Hammer: I wanted it to be as authentic and realistic as possible. I needed people from this region to be themselves. The dialogue was just some white dude from California’s attempt to make a skeleton for someone to follow. I wanted the choice of words to come from the people who would ultimately play those characters. That was critical. I wanted the sound of that language, and I wanted people that fit the disposition and demeanour of the characters. It was the Bresson model I had in mind.
I think you choose really carefully and then convince them to be themselves and nothing else, not to perform. I think they had to be from there. I wanted to have those people feel that it was coming from them, that they were responding as themselves, rather than trying to act. So we didn’t show them the script. We ran out of time sometimes, and I’d let them look at the pages once and then they get a sense of what the scene is, then take it away. You can’t remember dialogue that way but you get a sense of where it is supposed to go.
Scope: Could you tell me a bit more about Michael Smith, JimMyron Ross, and Tarra Riggs, who they are “in real life”?
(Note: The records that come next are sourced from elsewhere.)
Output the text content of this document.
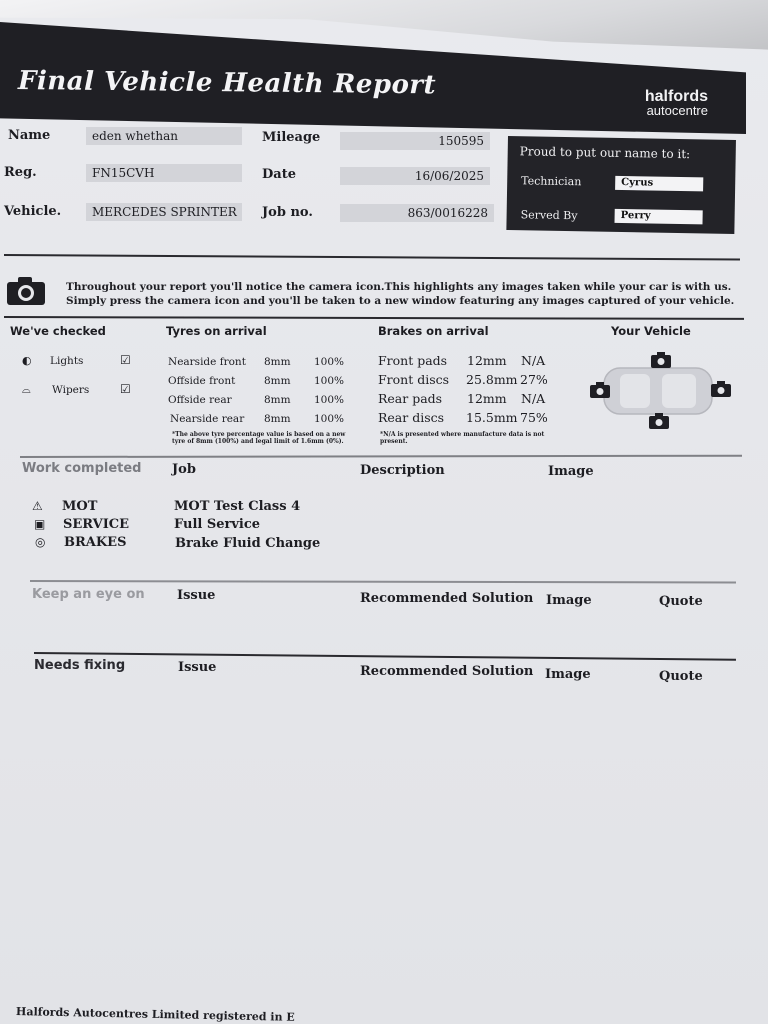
Final Vehicle Health Report	halfords
autocentre
Name	eden whethan
Reg.	FN15CVH
Vehicle.	MERCEDES SPRINTER
Mileage	150595
Date	16/06/2025
Job no.	863/0016228
Proud to put our name to it:
Technician	Cyrus
Served By	Perry
Throughout your report you'll notice the camera icon.This highlights any images taken while your car is with us. Simply press the camera icon and you'll be taken to a new window featuring any images captured of your vehicle.
We've checked
◐ Lights	☑
⌓ Wipers	☑
Tyres on arrival
Nearside front 8mm 100%
Offside front	8mm 100%
Offside rear	8mm 100%
Nearside rear 8mm 100%
*The above tyre percentage value is based on a new tyre of 8mm (100%) and legal limit of 1.6mm (0%).
Brakes on arrival
Front pads 12mm N/A
Front discs 25.8mm 27%
Rear pads 12mm N/A
Rear discs 15.5mm 75%
*N/A is presented where manufacture data is not present.
Your Vehicle
Work completed Job	Description	Image
⚠ MOT	MOT Test Class 4
▣ SERVICE	Full Service
◎ BRAKES	Brake Fluid Change
Keep an eye on Issue	Recommended Solution Image	Quote
Needs fixing	Issue	Recommended Solution Image	Quote
Halfords Autocentres Limited registered in E
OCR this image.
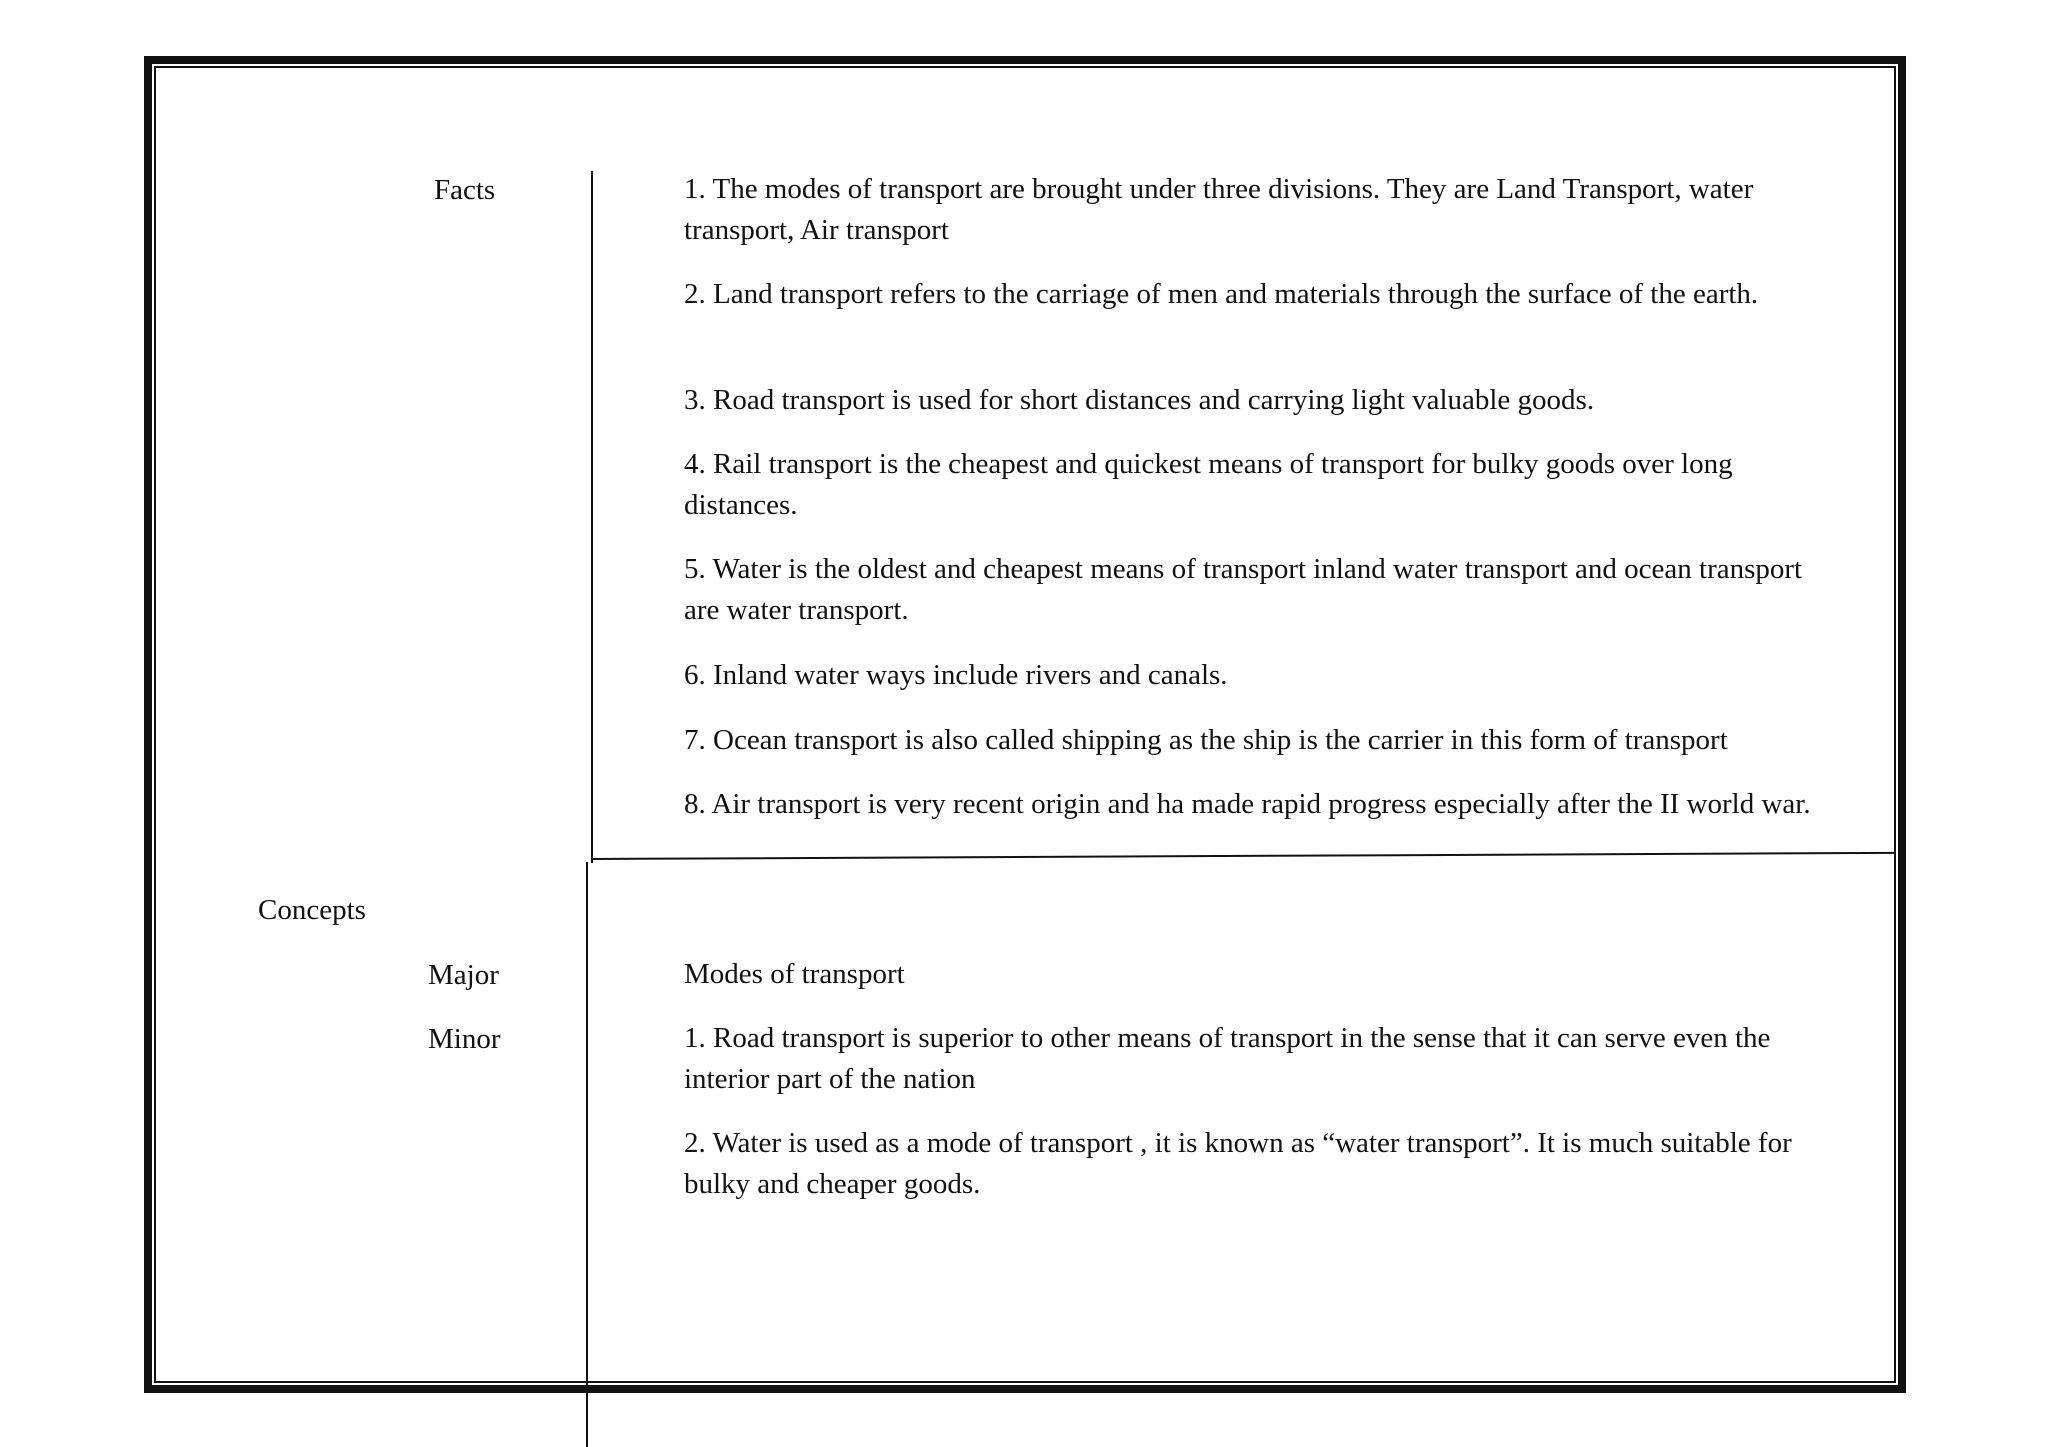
Facts
Concepts
Major
Minor
1. The modes of transport are brought under three divisions. They are Land Transport, water transport, Air transport
2. Land transport refers to the carriage of men and materials through the surface of the earth.
3. Road transport is used for short distances and carrying light valuable goods.
4. Rail transport is the cheapest and quickest means of transport for bulky goods over long distances.
5. Water is the oldest and cheapest means of transport inland water transport and ocean transport are water transport.
6. Inland water ways include rivers and canals.
7. Ocean transport is also called shipping as the ship is the carrier in this form of transport
8. Air transport is very recent origin and ha made rapid progress especially after the II world war.
Modes of transport
1. Road transport is superior to other means of transport in the sense that it can serve even the interior part of the nation
2. Water is used as a mode of transport , it is known as “water transport”. It is much suitable for bulky and cheaper goods.
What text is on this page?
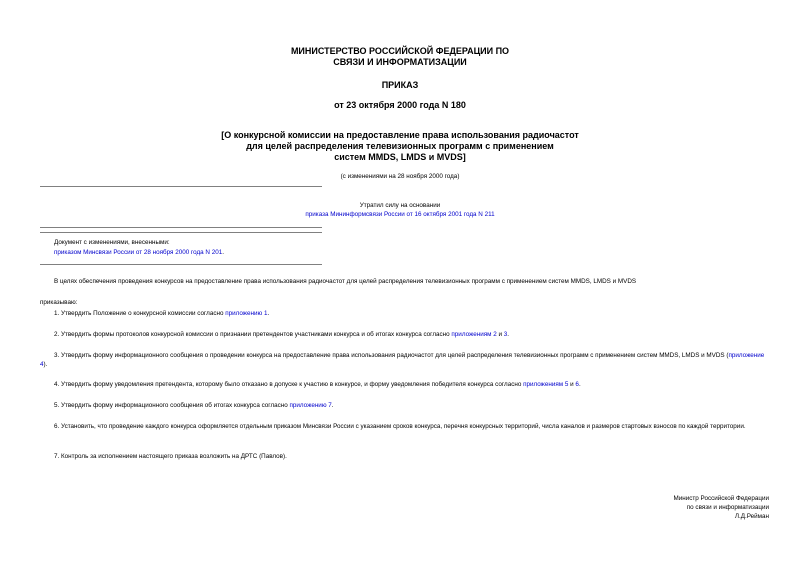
МИНИСТЕРСТВО РОССИЙСКОЙ ФЕДЕРАЦИИ ПО
СВЯЗИ И ИНФОРМАТИЗАЦИИ
ПРИКАЗ
от 23 октября 2000 года N 180
[О конкурсной комиссии на предоставление права использования радиочастот
для целей распределения телевизионных программ с применением
систем MMDS, LMDS и MVDS]
(с изменениями на 28 ноября 2000 года)
Утратил силу на основании
приказа Мининформсвязи России от 16 октября 2001 года N 211
Документ с изменениями, внесенными:
приказом Минсвязи России от 28 ноября 2000 года N 201.
В целях обеспечения проведения конкурсов на предоставление права использования радиочастот для целей распределения телевизионных программ с применением систем MMDS, LMDS и MVDS
приказываю:
1. Утвердить Положение о конкурсной комиссии согласно приложению 1.
2. Утвердить формы протоколов конкурсной комиссии о признании претендентов участниками конкурса и об итогах конкурса согласно приложениям 2 и 3.
3. Утвердить форму информационного сообщения о проведении конкурса на предоставление права использования радиочастот для целей распределения телевизионных программ с применением систем MMDS, LMDS и MVDS (приложение 4).
4. Утвердить форму уведомления претендента, которому было отказано в допуске к участию в конкурсе, и форму уведомления победителя конкурса согласно приложениям 5 и 6.
5. Утвердить форму информационного сообщения об итогах конкурса согласно приложению 7.
6. Установить, что проведение каждого конкурса оформляется отдельным приказом Минсвязи России с указанием сроков конкурса, перечня конкурсных территорий, числа каналов и размеров стартовых взносов по каждой территории.
7. Контроль за исполнением настоящего приказа возложить на ДРТС (Павлов).
Министр Российской Федерации
по связи и информатизации
Л.Д.Рейман
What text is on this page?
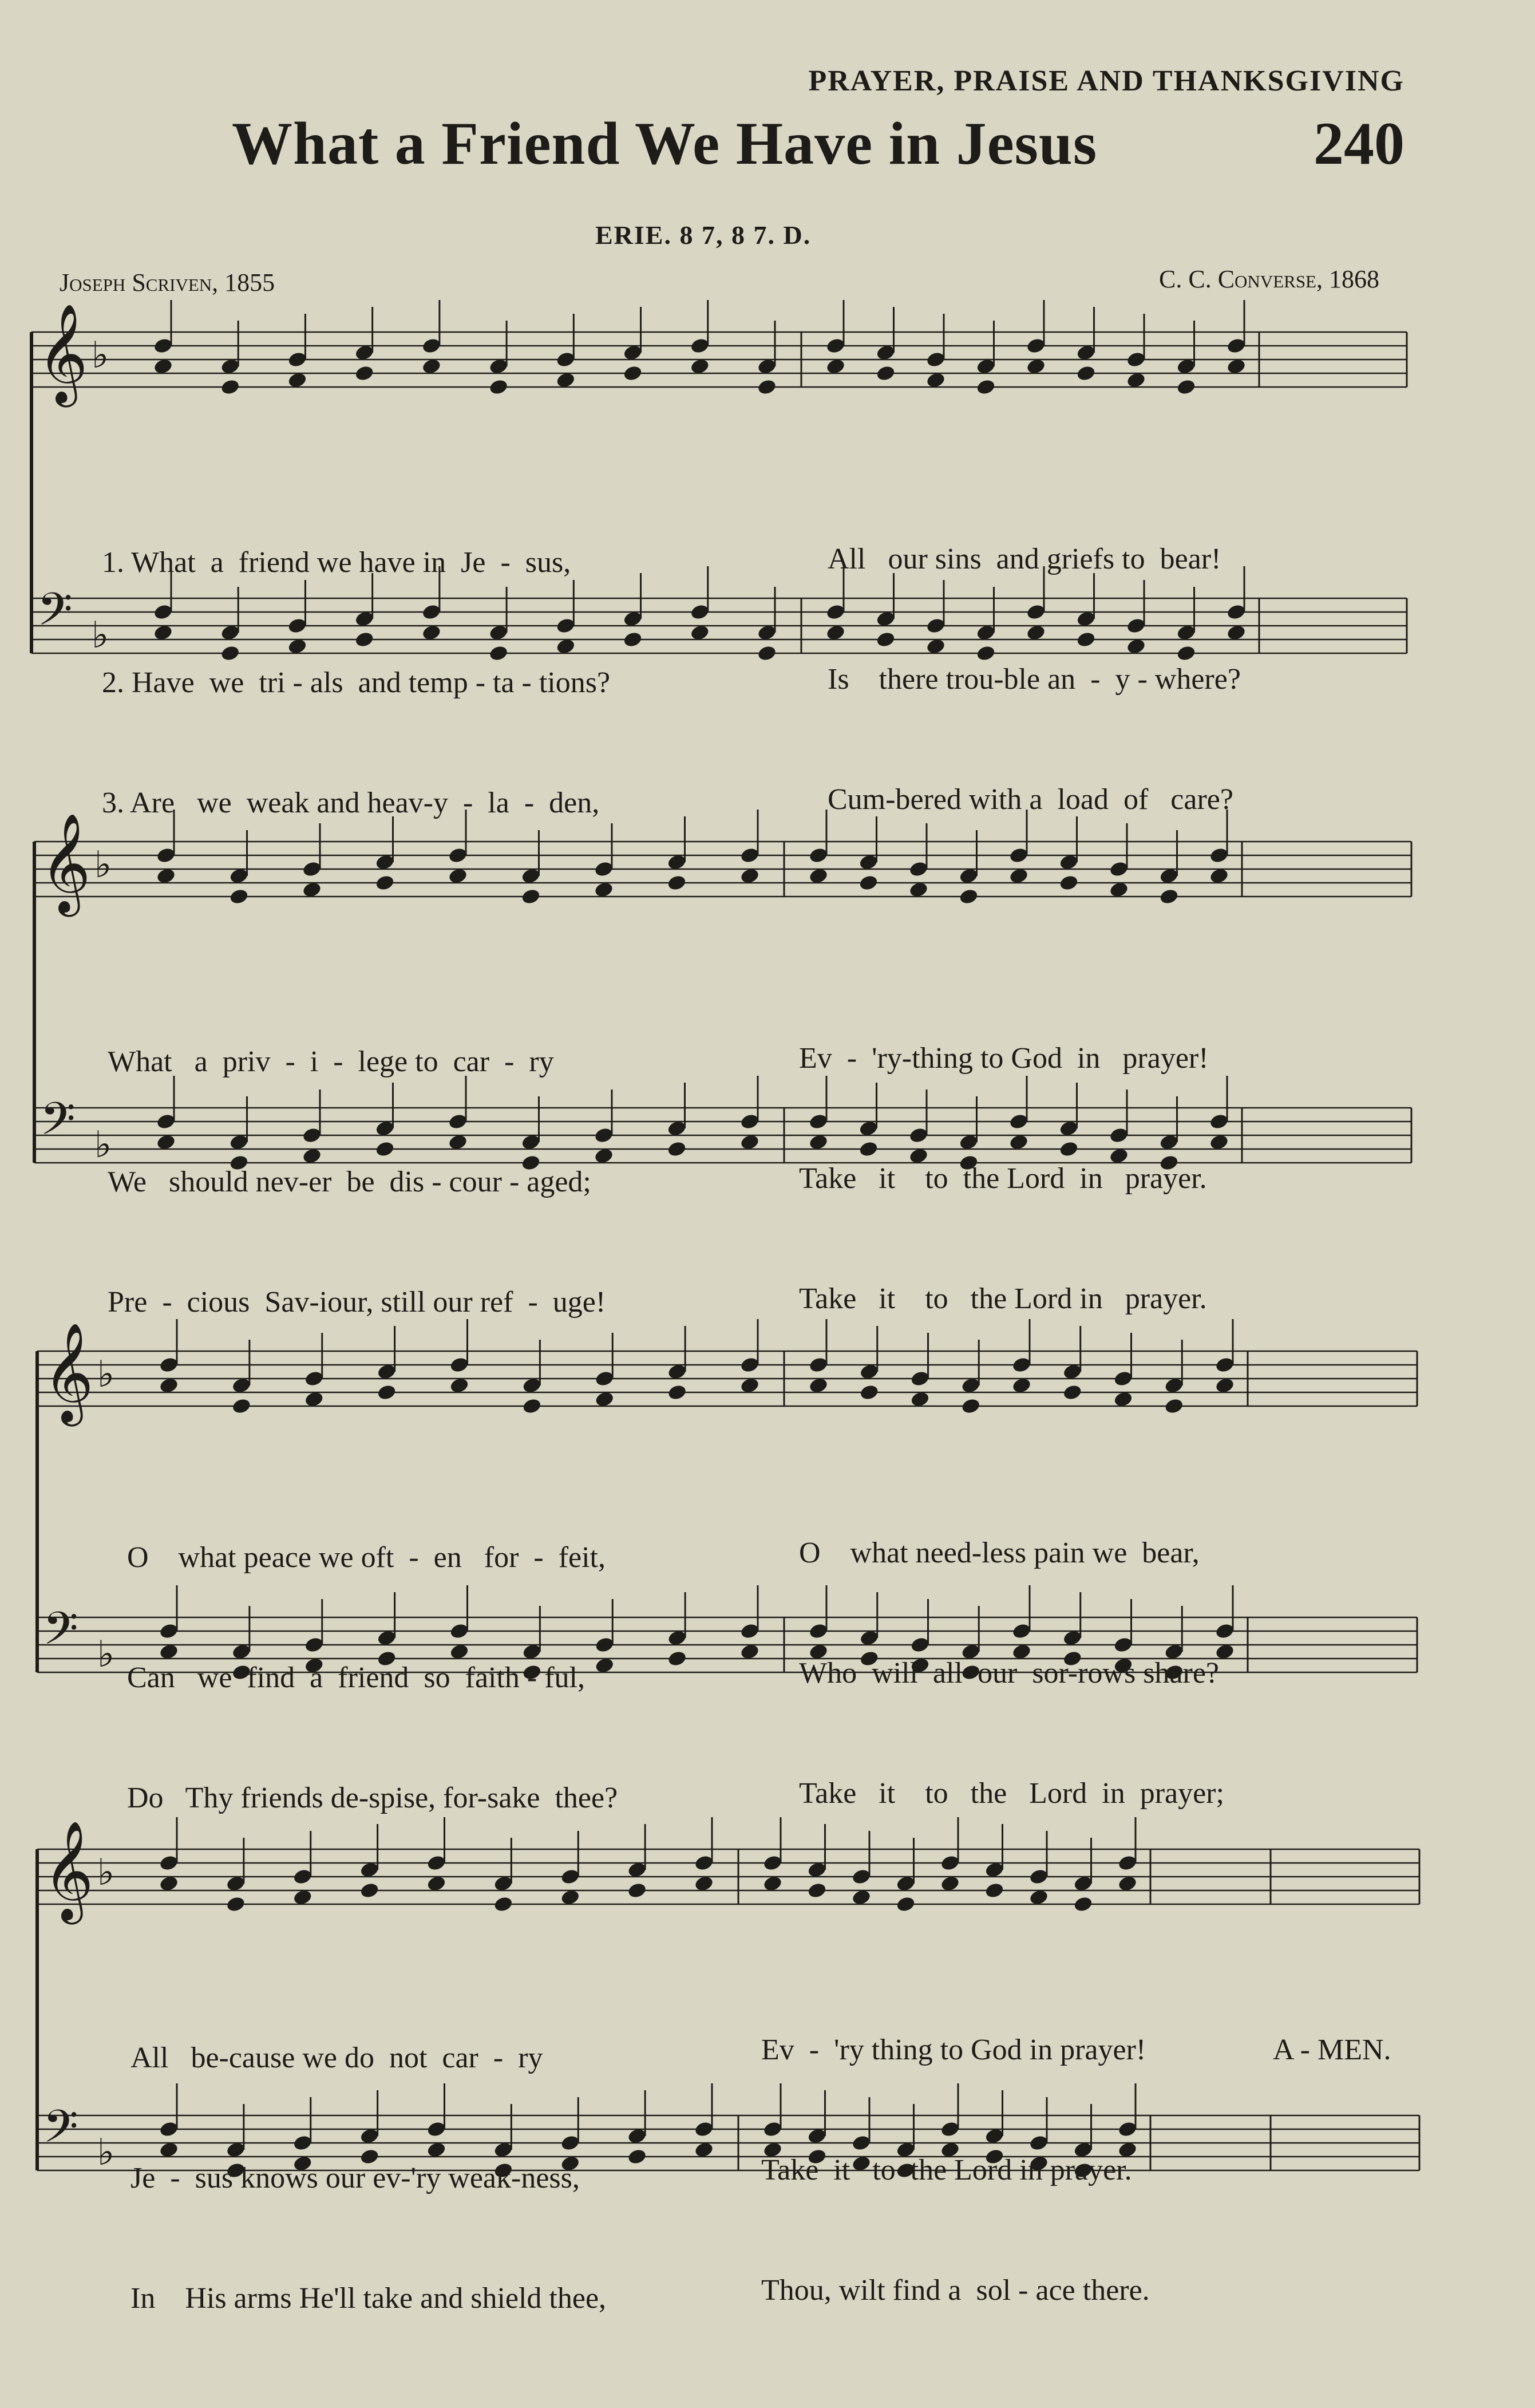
PRAYER, PRAISE AND THANKSGIVING
What a Friend We Have in Jesus	240
ERIE. 8 7, 8 7. D.
Joseph Scriven, 1855	C. C. Converse, 1868
𝄞 ♭
𝄢 ♭

1. What  a  friend we have in  Je  -  sus,

2. Have  we  tri - als  and temp - ta - tions?

3. Are   we  weak and heav-y  -  la  -  den,

All   our sins  and griefs to  bear!

Is    there trou-ble an  -  y - where?

Cum-bered with a  load  of   care?

𝄞 ♭
𝄢 ♭

What   a  priv  -  i  -  lege to  car  -  ry

We   should nev-er  be  dis - cour - aged;

Pre  -  cious  Sav-iour, still our ref  -  uge!

Ev  -  'ry-thing to God  in   prayer!

Take   it    to  the Lord  in   prayer.

Take   it    to   the Lord in   prayer.

𝄞 ♭
𝄢 ♭

O    what peace we oft  -  en   for  -  feit,

Can   we  find  a  friend  so  faith - ful,

Do   Thy friends de-spise, for-sake  thee?

O    what need-less pain we  bear,

Who  will  all  our  sor-rows share?

Take   it    to   the   Lord  in  prayer;

𝄞 ♭
𝄢 ♭

All   be-cause we do  not  car  -  ry

Je  -  sus knows our ev-'ry weak-ness,

In    His arms He'll take and shield thee,

Ev  -  'ry thing to God in prayer!

Take  it   to  the Lord in prayer.

Thou, wilt find a  sol - ace there.

A - MEN.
Hammer: Mike Smith (who plays Lawrence) works at the Public Services Commission in Yazoo City, Mississippi. He’s a father of two, a preacher’s son, and a soft-spoken, gentle human being, and he had no interest in film whatsoever. Tarra worked as a cosmetologist in Jackson, Mississippi when I met her. Ballast was her first film, but she’s done some since and now she’s a fulltime actress. JimMyron I met at the Boys and Girls Club in Canton, Mississippi. He was 12 when he filmed. Mid-production I realized that he was the centre of the project. That seems obvious now, but I didn’t completely understand it in the writing stage. I recalibrated the film to follow his line, which involved a good deal of improvisation from all of us. If there is something happening you have to respond to it, you have to go with that.
Scope: Already you have experienced some acclaim. Do you have a clear idea of where you might fit in the movie business? You’re obviously not impressed with industrial moviemaking, but is there any accommodation you can see yourself making with Hollywood?
Hammer: I’m not sure I understand where I fit in at this point. I find this to be a particularly confusing time. Intuition tells me that emotional authenticity will always have a place. My primary objective is to make new work that is truthful. It makes sense to attempt this in a very private environment.